Reflection for Sunday – September 25, 2022

Readings: Amos 6: 1a, 4-7; 1Timothy 6: 11-16; Luke 16: 19-31 
Preacher: Cathy Kamp

This Sunday’s parable of the rich man and Lazarus takes me back to when Pope Francis declared the Year of Mercy in 2015-2016. At that time the Pontifical Council for the Promotion of the New Evangelization and Our Sunday Visitor published The Parables of Mercy, a way of studying the parables and the teachings of Jesus on the endless mercy of God the Father.

The sixth chapter of this parables book was called “the Opposite of Mercy” because it was all about this week’s Gospel. Luke’s story of the rich man and Lazarus begins like so many other parables of mercy but it concludes quite differently.

The nameless rich man’s offenses are evident almost immediately. He lived lavishly and ignored “a poor man named Lazarus” who suffered at his gate.

Soon the story shifts to both men in the afterlife. In contrast to their earthly existences, after death, Lazarus lies in heaven in the bosom of Abraham. The rich man finds himself in Hades and “in torment.” Seeing Lazarus far off with Abraham, the rich man begs for his help twice—once asking for relief from his own suffering and when that is not granted, he asks to have Lazarus warn his brothers to change their ways.

Both times when the rich man asks for help, he addresses Lazarus by name. The authors of The Parables of Mercy tell us, “He thus condemns himself through his own words. He knew exactly who Lazarus was during his earthly life, but he had always ignored him.” Because of this revelation, the rich man is not granted mercy as so many others are in the Gospels: the Samaritan woman and the prodigal son are but two examples.

It would seem there is a very important message for us to take away from this Gospel! According to The Parables of Mercy the message can be summarized this way: “It is not wealth or poverty that guarantees or excludes a positive or negative outcome at the Last Judgement but the ability or inability to see and feel compassion for the other.”

This parable seems inextricably tied to the 25th chapter of the Gospel of Matthew. Here Jesus is explicit that anytime we feed the hungry, give drink to the thirsty, clothe the naked, visit the sick or imprisoned, and welcome the stranger we are doing these works of mercy for him.
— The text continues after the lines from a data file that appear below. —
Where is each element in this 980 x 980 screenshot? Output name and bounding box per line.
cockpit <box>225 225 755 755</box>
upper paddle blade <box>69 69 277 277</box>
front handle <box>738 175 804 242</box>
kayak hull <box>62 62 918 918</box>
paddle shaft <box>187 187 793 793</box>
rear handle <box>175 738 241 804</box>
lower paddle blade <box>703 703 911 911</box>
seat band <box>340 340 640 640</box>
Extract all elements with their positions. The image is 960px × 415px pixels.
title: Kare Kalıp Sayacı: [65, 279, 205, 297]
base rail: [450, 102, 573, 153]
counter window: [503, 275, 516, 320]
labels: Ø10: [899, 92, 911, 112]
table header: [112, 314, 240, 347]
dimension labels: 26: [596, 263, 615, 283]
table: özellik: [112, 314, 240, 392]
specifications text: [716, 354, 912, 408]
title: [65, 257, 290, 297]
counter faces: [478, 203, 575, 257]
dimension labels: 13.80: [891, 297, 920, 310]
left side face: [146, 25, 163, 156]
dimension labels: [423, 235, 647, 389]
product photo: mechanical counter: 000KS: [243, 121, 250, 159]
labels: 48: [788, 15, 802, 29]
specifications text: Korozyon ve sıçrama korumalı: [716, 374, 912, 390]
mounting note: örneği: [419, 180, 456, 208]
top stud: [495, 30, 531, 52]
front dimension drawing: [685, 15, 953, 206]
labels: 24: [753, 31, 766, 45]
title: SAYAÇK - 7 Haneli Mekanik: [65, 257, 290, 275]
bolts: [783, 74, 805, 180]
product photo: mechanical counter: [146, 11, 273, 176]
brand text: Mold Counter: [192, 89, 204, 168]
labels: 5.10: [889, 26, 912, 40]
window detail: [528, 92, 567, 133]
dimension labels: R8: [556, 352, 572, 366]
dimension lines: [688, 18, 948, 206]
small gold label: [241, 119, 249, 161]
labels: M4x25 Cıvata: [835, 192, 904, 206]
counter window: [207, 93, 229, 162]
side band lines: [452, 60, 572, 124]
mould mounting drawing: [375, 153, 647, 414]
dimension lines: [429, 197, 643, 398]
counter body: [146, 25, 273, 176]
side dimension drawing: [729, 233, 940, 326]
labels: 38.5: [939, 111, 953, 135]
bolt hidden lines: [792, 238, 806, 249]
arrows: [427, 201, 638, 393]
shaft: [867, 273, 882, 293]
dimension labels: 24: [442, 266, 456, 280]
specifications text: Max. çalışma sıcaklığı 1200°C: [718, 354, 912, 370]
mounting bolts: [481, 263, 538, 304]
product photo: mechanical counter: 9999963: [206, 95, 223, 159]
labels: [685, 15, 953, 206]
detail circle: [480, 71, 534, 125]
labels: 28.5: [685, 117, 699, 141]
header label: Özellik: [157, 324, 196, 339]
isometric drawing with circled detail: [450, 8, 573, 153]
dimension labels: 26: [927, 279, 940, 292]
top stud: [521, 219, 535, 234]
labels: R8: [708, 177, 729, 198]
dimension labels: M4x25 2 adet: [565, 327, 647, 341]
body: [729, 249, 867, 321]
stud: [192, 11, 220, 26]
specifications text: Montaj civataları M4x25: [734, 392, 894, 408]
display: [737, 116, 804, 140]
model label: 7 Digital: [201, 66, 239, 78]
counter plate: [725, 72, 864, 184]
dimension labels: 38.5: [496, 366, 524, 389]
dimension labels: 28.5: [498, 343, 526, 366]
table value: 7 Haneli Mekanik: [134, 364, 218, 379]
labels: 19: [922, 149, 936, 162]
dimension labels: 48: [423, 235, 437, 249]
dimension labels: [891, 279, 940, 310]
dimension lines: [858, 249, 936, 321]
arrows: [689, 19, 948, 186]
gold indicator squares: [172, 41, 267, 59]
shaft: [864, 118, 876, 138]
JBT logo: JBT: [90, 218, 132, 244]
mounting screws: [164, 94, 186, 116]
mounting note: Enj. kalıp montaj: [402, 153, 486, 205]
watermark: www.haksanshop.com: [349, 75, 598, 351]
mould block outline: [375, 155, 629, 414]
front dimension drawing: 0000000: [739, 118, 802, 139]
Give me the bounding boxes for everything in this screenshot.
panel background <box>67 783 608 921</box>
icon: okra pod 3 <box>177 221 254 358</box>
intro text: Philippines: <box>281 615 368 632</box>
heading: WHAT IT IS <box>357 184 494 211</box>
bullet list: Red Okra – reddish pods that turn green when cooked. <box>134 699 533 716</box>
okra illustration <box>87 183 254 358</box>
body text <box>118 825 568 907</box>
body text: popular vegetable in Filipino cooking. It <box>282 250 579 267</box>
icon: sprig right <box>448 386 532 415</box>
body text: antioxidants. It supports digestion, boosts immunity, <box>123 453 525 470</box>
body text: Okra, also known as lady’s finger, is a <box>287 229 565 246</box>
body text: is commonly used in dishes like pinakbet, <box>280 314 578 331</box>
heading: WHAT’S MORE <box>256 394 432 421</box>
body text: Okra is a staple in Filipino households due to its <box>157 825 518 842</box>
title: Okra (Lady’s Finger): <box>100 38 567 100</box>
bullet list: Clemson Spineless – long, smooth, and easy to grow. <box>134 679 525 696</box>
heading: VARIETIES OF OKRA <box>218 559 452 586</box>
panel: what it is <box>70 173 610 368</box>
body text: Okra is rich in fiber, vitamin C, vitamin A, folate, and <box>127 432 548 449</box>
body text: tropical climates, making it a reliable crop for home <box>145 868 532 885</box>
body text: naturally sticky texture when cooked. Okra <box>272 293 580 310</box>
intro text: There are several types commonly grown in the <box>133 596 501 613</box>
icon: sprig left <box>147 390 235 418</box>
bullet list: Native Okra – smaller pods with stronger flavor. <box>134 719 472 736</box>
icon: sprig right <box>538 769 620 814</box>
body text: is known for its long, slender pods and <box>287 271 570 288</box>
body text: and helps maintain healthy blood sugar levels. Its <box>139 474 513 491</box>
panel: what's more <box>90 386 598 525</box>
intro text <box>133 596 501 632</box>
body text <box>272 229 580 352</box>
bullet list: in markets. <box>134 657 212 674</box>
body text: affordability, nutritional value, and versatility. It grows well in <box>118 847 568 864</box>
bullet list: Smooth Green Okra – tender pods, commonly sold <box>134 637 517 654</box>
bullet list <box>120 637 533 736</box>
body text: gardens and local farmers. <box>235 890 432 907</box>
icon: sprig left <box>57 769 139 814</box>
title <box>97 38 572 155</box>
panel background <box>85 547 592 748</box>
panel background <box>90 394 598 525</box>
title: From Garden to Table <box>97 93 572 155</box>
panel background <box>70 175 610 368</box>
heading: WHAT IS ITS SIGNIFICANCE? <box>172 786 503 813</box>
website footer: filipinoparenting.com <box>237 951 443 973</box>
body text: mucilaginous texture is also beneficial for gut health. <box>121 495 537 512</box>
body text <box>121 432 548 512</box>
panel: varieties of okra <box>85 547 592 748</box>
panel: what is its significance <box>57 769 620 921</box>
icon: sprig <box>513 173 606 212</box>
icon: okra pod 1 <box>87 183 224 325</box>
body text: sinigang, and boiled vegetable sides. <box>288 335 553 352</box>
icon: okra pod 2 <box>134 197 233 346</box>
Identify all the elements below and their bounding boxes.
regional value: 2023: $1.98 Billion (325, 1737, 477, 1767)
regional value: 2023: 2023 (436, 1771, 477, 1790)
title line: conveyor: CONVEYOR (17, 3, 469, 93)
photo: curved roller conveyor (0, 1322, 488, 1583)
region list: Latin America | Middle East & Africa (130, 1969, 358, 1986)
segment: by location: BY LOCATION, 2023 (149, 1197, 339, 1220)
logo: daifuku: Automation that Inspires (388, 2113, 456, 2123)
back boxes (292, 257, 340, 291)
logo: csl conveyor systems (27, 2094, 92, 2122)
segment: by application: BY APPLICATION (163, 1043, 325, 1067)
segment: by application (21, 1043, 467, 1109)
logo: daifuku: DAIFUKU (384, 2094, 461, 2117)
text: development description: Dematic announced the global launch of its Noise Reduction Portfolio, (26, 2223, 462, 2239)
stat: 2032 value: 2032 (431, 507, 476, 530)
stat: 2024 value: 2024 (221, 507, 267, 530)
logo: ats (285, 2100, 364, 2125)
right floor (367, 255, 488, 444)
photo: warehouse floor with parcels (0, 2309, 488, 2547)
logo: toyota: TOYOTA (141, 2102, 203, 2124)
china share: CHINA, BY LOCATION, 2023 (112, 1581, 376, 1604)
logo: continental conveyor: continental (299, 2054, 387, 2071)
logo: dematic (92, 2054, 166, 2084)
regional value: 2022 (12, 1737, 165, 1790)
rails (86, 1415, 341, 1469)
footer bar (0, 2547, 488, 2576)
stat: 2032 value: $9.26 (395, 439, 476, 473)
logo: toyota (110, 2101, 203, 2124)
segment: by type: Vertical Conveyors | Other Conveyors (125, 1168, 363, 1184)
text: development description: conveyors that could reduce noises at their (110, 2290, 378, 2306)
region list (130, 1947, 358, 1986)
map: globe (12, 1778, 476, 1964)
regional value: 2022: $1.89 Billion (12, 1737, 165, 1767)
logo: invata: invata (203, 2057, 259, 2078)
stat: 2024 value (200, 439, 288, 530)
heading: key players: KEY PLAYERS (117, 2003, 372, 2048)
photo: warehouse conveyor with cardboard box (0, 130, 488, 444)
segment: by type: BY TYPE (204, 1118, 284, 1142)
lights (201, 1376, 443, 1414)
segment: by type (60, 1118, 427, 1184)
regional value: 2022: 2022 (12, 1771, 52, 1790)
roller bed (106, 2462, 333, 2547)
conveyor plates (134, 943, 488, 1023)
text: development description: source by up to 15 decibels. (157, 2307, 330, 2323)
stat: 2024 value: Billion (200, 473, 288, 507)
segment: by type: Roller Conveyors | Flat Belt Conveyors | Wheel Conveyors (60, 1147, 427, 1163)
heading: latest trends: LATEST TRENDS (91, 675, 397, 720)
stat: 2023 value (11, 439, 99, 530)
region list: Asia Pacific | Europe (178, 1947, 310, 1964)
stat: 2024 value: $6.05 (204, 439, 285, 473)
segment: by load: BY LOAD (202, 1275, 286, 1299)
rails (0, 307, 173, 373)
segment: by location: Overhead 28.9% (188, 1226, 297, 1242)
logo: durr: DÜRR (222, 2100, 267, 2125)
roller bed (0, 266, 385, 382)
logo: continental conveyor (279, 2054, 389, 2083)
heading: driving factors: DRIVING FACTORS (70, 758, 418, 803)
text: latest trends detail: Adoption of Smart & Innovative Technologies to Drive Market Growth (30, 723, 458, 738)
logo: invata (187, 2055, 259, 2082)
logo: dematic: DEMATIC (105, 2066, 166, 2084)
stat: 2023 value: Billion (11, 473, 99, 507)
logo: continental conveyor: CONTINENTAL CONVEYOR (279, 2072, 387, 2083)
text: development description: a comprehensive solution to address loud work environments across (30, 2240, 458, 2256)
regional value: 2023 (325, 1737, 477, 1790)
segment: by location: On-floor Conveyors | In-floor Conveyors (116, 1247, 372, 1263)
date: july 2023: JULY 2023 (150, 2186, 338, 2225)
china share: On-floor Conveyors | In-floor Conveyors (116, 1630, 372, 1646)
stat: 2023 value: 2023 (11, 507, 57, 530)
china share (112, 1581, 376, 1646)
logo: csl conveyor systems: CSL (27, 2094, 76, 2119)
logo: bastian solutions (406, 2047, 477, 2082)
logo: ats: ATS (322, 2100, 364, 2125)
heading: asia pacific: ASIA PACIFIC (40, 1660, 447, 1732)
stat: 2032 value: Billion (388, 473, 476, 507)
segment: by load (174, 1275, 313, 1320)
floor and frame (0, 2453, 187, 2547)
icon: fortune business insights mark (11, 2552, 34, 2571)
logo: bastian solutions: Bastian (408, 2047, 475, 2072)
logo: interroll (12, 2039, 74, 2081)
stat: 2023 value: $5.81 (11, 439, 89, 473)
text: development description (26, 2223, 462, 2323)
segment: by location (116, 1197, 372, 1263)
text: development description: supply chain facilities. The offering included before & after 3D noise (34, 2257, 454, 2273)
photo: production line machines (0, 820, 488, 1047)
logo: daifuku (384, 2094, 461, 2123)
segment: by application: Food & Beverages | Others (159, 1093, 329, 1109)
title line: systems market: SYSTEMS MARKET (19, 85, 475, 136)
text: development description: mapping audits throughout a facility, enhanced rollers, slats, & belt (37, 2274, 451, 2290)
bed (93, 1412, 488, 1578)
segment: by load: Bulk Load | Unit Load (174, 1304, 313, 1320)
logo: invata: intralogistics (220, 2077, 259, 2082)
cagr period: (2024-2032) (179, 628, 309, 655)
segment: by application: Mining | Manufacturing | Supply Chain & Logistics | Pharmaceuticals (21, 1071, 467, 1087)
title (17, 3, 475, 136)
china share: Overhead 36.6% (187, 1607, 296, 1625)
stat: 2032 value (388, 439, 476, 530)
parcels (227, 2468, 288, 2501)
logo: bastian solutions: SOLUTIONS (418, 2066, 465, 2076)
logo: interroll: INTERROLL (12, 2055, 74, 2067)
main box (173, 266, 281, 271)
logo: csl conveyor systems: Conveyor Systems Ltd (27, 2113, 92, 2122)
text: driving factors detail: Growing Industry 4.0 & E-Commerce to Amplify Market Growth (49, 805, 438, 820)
Likewise, when we ignore the needs of “the least of these,” we ignore Christ himself. The rich man, knowing who Lazarus was, knowing he was lying there at his own door, chose not to feed or provide for any of Lazarus’ needs. His lack of care for his poor neighbor is the very opposite of the compassion that God expects of us in this life.

This parable is a stark reminder that our salvation is not all about who we are in isolation or who we are in private prayer. Our salvation is all about how we reach out and take care of our neighbors as a response to the mercy we have received from God. God’s mercy is lavished abundantly upon each of us throughout our lives but it is not ours for the keeping—God’s mercy is meant to be shared through our compassionate, personal response to the needs of others.

Pope Francis has made the point in homilies that this parable points to two gifts, two pathways of faith. One gift is “the other,” our neighbors.

The second gift comes from the words of Abraham when he tells the rich man why his brothers cannot be addressed by Lazarus: “If they do not hear Moses and the prophets, neither will they be convinced by someone who rises from the dead.” It is the living Word of God that can change hearts and open hearts to the needs of others.

May we take this week to pray with the Word of God and reflect on how we are doing with loving and caring for the needs of our neighbors, especially those who have the least.